FetchSitemapFiles

From Wiki of the E-Business and Web Science Research Group
Jump to: navigation, search

Tool: FetchSitemapFiles

Python script for the bulk download of RDF resources based on a Semantic Sitemap

Code

#!/usr/bin/env python
# encoding: utf-8
"""
FetchSitemapFiles.py

Bulk Download of RDF content using a Semantic Sitemap

This program downloads all data sources specified in the given semantic sitemap
and saves it as a set of numbered files (1.rdf, 2.rdf,...) in a given subdirectory.

Created by Martin Hepp on 2009-06-15.
This software is free software under the LPGL.
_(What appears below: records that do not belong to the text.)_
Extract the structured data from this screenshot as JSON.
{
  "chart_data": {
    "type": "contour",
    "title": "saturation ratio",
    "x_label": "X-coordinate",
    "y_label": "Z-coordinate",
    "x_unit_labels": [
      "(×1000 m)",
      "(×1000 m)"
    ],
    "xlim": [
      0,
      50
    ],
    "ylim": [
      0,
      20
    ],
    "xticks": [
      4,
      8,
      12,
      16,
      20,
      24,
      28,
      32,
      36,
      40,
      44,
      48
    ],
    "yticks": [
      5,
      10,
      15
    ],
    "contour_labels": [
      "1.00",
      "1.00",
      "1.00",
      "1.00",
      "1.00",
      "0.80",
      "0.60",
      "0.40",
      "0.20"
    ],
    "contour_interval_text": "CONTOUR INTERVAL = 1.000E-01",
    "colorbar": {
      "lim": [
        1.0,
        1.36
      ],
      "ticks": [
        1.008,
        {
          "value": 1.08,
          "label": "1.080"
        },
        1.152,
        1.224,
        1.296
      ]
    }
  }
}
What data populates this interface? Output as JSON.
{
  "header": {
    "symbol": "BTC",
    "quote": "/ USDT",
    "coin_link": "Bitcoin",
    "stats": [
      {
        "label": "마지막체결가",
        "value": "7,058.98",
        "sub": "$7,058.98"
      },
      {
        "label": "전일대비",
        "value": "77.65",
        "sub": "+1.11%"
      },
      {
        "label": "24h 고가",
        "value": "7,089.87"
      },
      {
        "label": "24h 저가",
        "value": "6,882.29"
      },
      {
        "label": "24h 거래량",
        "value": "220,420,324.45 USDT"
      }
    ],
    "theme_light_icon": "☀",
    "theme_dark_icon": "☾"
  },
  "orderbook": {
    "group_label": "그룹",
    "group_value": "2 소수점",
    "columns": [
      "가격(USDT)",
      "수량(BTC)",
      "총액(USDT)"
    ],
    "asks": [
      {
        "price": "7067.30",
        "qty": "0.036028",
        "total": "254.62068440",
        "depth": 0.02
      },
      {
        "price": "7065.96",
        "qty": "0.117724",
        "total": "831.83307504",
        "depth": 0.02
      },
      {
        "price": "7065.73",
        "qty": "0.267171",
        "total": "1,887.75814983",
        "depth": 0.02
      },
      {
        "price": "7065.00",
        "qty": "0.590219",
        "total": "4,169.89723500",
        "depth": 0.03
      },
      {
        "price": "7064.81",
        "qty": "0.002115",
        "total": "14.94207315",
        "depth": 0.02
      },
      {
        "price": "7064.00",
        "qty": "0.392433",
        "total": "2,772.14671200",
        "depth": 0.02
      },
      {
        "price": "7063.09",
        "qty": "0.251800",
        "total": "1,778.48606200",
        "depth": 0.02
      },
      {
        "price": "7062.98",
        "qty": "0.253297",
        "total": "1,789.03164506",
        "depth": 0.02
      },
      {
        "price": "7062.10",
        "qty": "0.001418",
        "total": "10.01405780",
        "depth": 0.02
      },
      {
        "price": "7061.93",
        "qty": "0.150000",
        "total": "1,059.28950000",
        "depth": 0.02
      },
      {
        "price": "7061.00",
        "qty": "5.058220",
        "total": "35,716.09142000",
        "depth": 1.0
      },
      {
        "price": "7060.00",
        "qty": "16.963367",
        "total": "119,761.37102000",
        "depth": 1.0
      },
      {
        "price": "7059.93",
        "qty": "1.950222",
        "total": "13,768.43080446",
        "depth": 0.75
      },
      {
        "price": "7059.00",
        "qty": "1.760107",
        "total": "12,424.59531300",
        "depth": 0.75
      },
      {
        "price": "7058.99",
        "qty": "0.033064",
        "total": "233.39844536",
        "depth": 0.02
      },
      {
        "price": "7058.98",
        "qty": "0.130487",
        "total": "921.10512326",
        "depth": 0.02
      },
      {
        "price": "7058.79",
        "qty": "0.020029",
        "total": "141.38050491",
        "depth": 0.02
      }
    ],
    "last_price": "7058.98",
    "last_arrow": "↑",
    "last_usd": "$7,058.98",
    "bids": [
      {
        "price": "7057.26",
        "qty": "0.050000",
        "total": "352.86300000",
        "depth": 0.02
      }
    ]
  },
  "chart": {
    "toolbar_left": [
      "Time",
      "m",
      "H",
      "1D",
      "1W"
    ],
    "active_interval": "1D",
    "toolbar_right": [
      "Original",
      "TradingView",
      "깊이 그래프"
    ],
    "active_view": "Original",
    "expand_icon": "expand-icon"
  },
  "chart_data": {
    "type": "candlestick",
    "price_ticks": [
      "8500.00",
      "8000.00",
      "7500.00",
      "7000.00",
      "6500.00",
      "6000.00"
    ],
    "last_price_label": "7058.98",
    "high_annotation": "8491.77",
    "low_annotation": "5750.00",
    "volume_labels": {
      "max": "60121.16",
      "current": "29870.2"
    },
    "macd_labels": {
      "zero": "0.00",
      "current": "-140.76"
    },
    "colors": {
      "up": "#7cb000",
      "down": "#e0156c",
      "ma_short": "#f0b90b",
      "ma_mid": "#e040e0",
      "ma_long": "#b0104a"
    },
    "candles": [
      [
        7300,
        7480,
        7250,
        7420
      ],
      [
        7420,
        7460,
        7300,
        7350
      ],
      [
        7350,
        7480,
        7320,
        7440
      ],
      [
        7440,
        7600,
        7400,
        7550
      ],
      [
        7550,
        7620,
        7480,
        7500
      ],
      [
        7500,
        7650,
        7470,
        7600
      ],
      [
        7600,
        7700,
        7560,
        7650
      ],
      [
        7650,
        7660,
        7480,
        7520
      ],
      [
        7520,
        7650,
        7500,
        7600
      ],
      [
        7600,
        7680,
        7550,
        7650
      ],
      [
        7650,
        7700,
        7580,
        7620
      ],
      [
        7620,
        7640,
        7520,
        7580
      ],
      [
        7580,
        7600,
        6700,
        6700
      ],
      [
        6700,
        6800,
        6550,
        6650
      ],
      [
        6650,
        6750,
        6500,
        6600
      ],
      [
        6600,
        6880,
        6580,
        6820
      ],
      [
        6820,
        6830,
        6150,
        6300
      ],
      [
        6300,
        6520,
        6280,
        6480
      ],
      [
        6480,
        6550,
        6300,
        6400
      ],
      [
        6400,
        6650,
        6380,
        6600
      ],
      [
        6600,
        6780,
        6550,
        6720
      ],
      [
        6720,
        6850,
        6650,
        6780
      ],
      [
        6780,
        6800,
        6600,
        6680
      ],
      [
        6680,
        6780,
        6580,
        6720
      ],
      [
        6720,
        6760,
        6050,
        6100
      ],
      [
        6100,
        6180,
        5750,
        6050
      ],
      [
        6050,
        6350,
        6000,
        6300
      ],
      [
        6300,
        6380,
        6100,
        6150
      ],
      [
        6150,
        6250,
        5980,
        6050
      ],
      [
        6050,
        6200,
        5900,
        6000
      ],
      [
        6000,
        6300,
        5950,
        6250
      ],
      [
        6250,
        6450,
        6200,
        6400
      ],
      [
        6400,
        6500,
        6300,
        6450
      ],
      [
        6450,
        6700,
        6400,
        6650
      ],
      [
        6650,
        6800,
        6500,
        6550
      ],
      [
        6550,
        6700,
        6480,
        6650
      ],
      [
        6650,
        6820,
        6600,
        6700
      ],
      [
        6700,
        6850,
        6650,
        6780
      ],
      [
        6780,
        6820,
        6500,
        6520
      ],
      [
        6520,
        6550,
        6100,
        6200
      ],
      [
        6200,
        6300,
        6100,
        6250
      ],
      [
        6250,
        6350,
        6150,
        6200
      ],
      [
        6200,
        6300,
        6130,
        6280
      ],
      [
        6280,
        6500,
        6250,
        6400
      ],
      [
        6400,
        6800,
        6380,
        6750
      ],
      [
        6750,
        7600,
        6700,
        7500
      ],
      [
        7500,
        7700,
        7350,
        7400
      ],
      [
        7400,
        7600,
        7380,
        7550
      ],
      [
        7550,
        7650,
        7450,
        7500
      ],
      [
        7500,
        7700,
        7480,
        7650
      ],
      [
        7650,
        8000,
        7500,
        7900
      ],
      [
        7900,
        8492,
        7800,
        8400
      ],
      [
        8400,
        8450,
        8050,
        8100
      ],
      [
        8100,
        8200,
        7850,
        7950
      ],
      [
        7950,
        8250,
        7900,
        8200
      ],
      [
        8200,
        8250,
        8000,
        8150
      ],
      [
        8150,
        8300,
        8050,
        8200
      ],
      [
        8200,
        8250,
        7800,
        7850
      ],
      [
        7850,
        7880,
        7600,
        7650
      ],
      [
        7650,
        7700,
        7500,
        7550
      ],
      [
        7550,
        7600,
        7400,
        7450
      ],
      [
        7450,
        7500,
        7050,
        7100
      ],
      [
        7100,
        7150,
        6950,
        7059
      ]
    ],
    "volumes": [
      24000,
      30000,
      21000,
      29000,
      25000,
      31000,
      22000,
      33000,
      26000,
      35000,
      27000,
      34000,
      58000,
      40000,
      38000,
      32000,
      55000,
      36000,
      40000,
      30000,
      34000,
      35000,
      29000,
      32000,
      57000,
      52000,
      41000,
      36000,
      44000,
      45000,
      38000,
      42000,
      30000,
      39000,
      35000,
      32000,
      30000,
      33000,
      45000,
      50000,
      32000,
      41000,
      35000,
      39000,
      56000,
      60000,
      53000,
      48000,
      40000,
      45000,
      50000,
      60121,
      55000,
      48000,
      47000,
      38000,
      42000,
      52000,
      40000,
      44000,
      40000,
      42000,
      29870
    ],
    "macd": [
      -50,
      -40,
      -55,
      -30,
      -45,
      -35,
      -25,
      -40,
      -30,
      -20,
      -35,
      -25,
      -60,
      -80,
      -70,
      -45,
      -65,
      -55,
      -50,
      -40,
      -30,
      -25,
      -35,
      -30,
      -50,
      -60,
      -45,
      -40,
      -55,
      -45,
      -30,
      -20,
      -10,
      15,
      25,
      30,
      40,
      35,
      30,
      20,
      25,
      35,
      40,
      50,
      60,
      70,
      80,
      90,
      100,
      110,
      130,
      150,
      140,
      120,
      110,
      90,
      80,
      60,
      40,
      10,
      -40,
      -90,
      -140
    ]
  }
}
Acknowledgements: Some inspiration on using urllib came from Doug Hellmann,
http://www.doughellmann.com/PyMOTW/urllib/
"""

import urllib
from xml.dom import minidom

SITEMAP_URI = 'http://rdf4ecommerce.esolda.com/sitemap.xml' # insert URI of your sitemap here
SEMSITEMAP_NS = 'http://sw.deri.org/2007/07/sitemapextension/scschema.xsd'
RDF_DIRECTORY = 'rdfdownloads/'

def get_listof_URIs(sitemapURI):
	"""Extract a list of all data dump locations from the semantic sitemap at <sitemapURI>"""
	sitemap = urllib.urlopen(sitemapURI)
	dom = minidom.parse(sitemap)
	resources = []
	elements = dom.getElementsByTagNameNS(SEMSITEMAP_NS,'dataDumpLocation')
	for location in elements:
		resources.append(str(location.firstChild.data))
	return resources
	
# Main 
uri_list = get_listof_URIs(SITEMAP_URI)
counter = 1
total = len(uri_list)
for address in uri_list:
	print "URI %d of %d: %s" % (counter, total, address)
	fname = RDF_DIRECTORY+str(counter)+".rdf"
	urllib.urlretrieve(address, fname)
	counter = counter + 1